I would say that when he gets in our recliner and rocks and smiles that then he is content with how things are, but I really don't know. He simply can't tell us.
His most direct engagement with us is when he scripts something between single words and short phrases and wants us to repeat them back. Most of them even to us are cryptic at best. Sometimes he finds this hysterical. Sometimes it's part of his need for order. It is almost impossible to glean from the scripting how he feels. There seems to be little, if any, correlation.
He participates in things when he feels like it, which isn't often. He protests in some way much of the rest of the time. Sometimes a situation is so overwhelming that he completely panics. As he closes in on 11 years old, it seems like more and more that the world is not a place he feels that comfortable in. But at least in his routines and rituals, he has carved out a path in which the world makes more sense to him.
The change to get here has been gradual. I simply don't know what to make of it. He is changing more and more. But I have at least learned that this is neither good nor bad. It just is.
We can challenge him to break out of some routines and try new things without too much protest beyond screeching and stomping. But sometimes, he becomes so overwhelmed and scared that he goes into full-fledged panic. Awareness of safety is non-existent, and he is too big and strong to control and keep safe in certain situations. And most of the time, I have no idea what is going to happen.
We don't do this because there is anything wrong with routines and rituals. They can normalize life for him. We just don't want him to be so stuck in them that he can't do anything else.

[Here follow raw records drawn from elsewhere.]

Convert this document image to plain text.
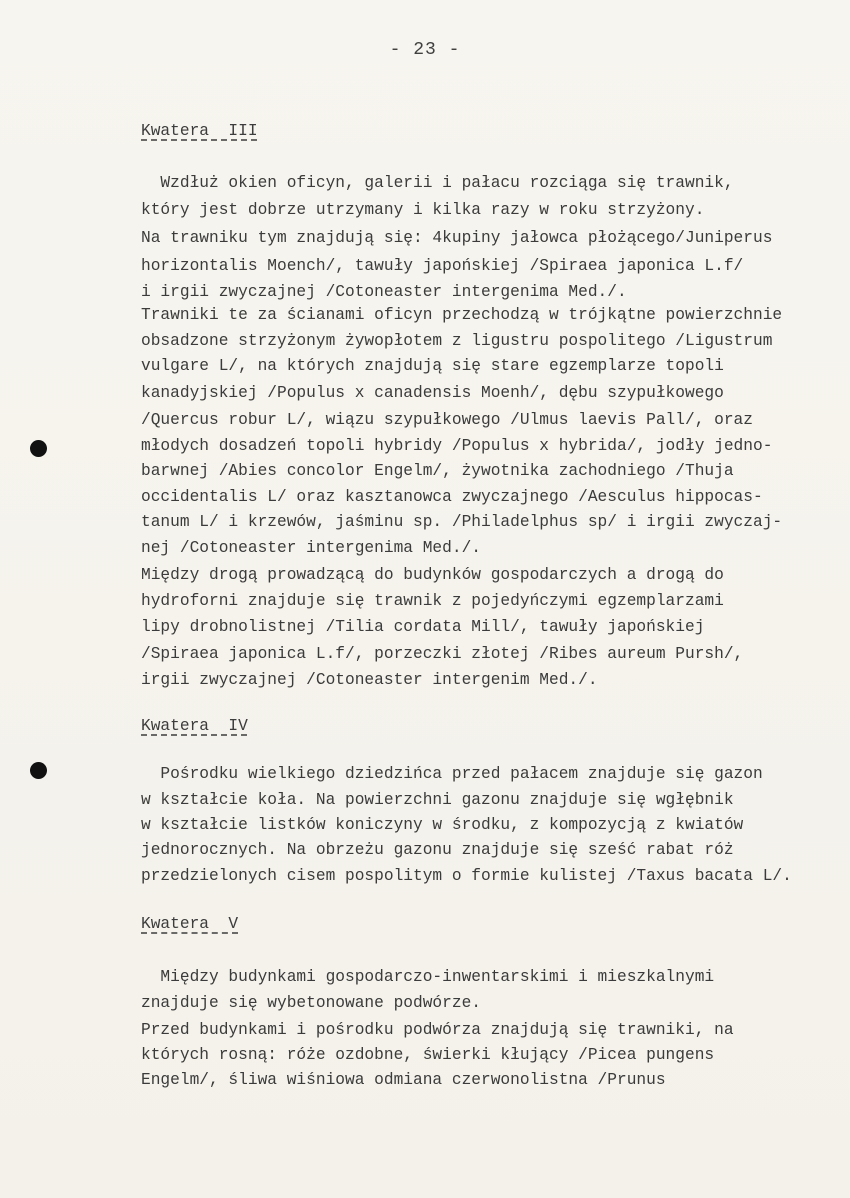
- 23 -
Kwatera  III
Wzdłuż okien oficyn, galerii i pałacu rozciąga się trawnik,
który jest dobrze utrzymany i kilka razy w roku strzyżony.
Na trawniku tym znajdują się: 4kupiny jałowca płożącego/Juniperus
horizontalis Moench/, tawuły japońskiej /Spiraea japonica L.f/
i irgii zwyczajnej /Cotoneaster intergenima Med./.
Trawniki te za ścianami oficyn przechodzą w trójkątne powierzchnie
obsadzone strzyżonym żywopłotem z ligustru pospolitego /Ligustrum
vulgare L/, na których znajdują się stare egzemplarze topoli
kanadyjskiej /Populus x canadensis Moenh/, dębu szypułkowego
/Quercus robur L/, wiązu szypułkowego /Ulmus laevis Pall/, oraz
młodych dosadzeń topoli hybridy /Populus x hybrida/, jodły jedno-
barwnej /Abies concolor Engelm/, żywotnika zachodniego /Thuja
occidentalis L/ oraz kasztanowca zwyczajnego /Aesculus hippocas-
tanum L/ i krzewów, jaśminu sp. /Philadelphus sp/ i irgii zwyczaj-
nej /Cotoneaster intergenima Med./.
Między drogą prowadzącą do budynków gospodarczych a drogą do
hydroforni znajduje się trawnik z pojedyńczymi egzemplarzami
lipy drobnolistnej /Tilia cordata Mill/, tawuły japońskiej
/Spiraea japonica L.f/, porzeczki złotej /Ribes aureum Pursh/,
irgii zwyczajnej /Cotoneaster intergenim Med./.
Kwatera  IV
Pośrodku wielkiego dziedzińca przed pałacem znajduje się gazon
w kształcie koła. Na powierzchni gazonu znajduje się wgłębnik
w kształcie listków koniczyny w środku, z kompozycją z kwiatów
jednorocznych. Na obrzeżu gazonu znajduje się sześć rabat róż
przedzielonych cisem pospolitym o formie kulistej /Taxus bacata L/.
Kwatera  V
Między budynkami gospodarczo-inwentarskimi i mieszkalnymi
znajduje się wybetonowane podwórze.
Przed budynkami i pośrodku podwórza znajdują się trawniki, na
których rosną: róże ozdobne, świerki kłujący /Picea pungens
Engelm/, śliwa wiśniowa odmiana czerwonolistna /Prunus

I really just want him to be happy, to become the fullest expression of who he is and can be. I don't know if I'm helping him do that - at all.

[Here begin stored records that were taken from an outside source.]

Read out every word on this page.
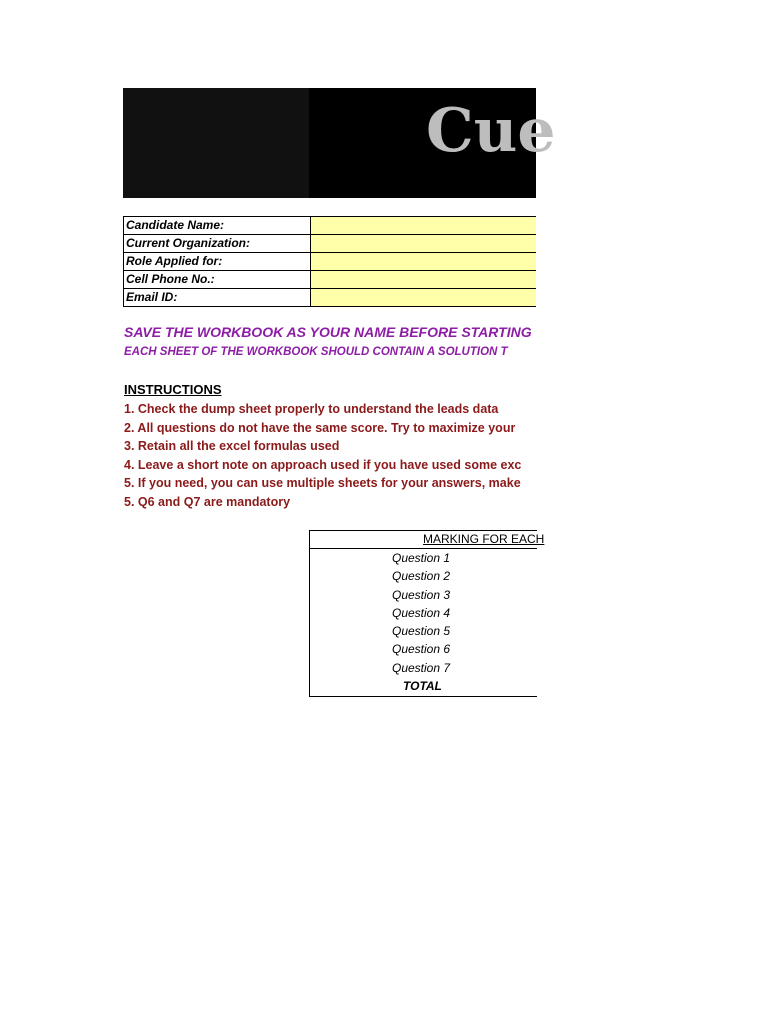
Cue
Candidate Name:	
Current Organization:	
Role Applied for:	
Cell Phone No.:	
Email ID:	
SAVE THE WORKBOOK AS YOUR NAME BEFORE STARTING
EACH SHEET OF THE WORKBOOK SHOULD CONTAIN A SOLUTION T
INSTRUCTIONS
1. Check the dump sheet properly to understand the leads data
2. All questions do not have the same score. Try to maximize your
3. Retain all the excel formulas used
4. Leave a short note on approach used if you have used some exc
5. If you need, you can use multiple sheets for your answers, make
5. Q6 and Q7 are mandatory
MARKING FOR EACH
Question 1
Question 2
Question 3
Question 4
Question 5
Question 6
Question 7
TOTAL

There's nothing wrong with him. Let's get that part straight. Things just seem to be so hard for him.
The desktop background on my computer is the two boys playing on the living room floor, sort of half wrestling, both smiling. That feels like so long ago. Their interactions have changed. Our younger son tells us he feels like the big brother now. I don't know what all to make of that either.

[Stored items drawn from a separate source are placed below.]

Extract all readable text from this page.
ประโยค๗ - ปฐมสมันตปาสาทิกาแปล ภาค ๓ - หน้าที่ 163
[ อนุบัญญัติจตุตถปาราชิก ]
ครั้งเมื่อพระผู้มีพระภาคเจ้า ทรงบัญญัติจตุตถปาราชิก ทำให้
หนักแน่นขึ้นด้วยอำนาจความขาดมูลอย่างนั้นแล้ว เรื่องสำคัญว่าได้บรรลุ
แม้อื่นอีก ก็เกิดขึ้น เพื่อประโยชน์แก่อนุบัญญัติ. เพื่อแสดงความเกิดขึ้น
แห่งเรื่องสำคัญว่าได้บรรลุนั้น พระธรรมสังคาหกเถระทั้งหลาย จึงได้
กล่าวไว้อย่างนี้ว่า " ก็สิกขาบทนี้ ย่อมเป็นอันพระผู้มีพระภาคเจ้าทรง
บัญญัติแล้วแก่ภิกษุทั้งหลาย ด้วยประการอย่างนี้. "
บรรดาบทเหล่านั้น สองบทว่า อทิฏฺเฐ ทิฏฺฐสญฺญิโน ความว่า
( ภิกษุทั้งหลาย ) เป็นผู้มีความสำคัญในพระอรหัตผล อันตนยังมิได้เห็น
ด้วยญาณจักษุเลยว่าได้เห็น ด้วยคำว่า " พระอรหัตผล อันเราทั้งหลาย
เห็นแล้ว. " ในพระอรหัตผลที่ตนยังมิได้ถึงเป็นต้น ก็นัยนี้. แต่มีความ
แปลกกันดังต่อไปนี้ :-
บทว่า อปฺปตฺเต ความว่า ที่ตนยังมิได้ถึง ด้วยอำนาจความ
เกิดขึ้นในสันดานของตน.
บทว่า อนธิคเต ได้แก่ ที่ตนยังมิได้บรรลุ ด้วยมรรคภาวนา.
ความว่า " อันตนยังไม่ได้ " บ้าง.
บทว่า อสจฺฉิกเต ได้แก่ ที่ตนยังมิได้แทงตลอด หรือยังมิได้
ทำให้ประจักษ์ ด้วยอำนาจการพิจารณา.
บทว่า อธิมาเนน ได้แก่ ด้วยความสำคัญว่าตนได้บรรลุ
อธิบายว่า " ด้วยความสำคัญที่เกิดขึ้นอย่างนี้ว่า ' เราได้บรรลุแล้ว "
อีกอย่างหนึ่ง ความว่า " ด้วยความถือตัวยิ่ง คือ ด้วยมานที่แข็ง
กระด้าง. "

I know the better question to ask is whether this really is how he wants to be and do and live in this world. Maybe it is. I truly don't know. It just seems to me like this isn't where he wants to be.
There is so much you and I cannot know about our kids. But whatever I can or cannot know, I at least know what I can keep doing.
I can keep loving him with all my heart.
I can do the best I can to help him be and become the person he wants to be, even if so much of that remains a mystery.
Then I can try to trust that this will get us there somehow.
It's not the clear answer we want, but it's a start.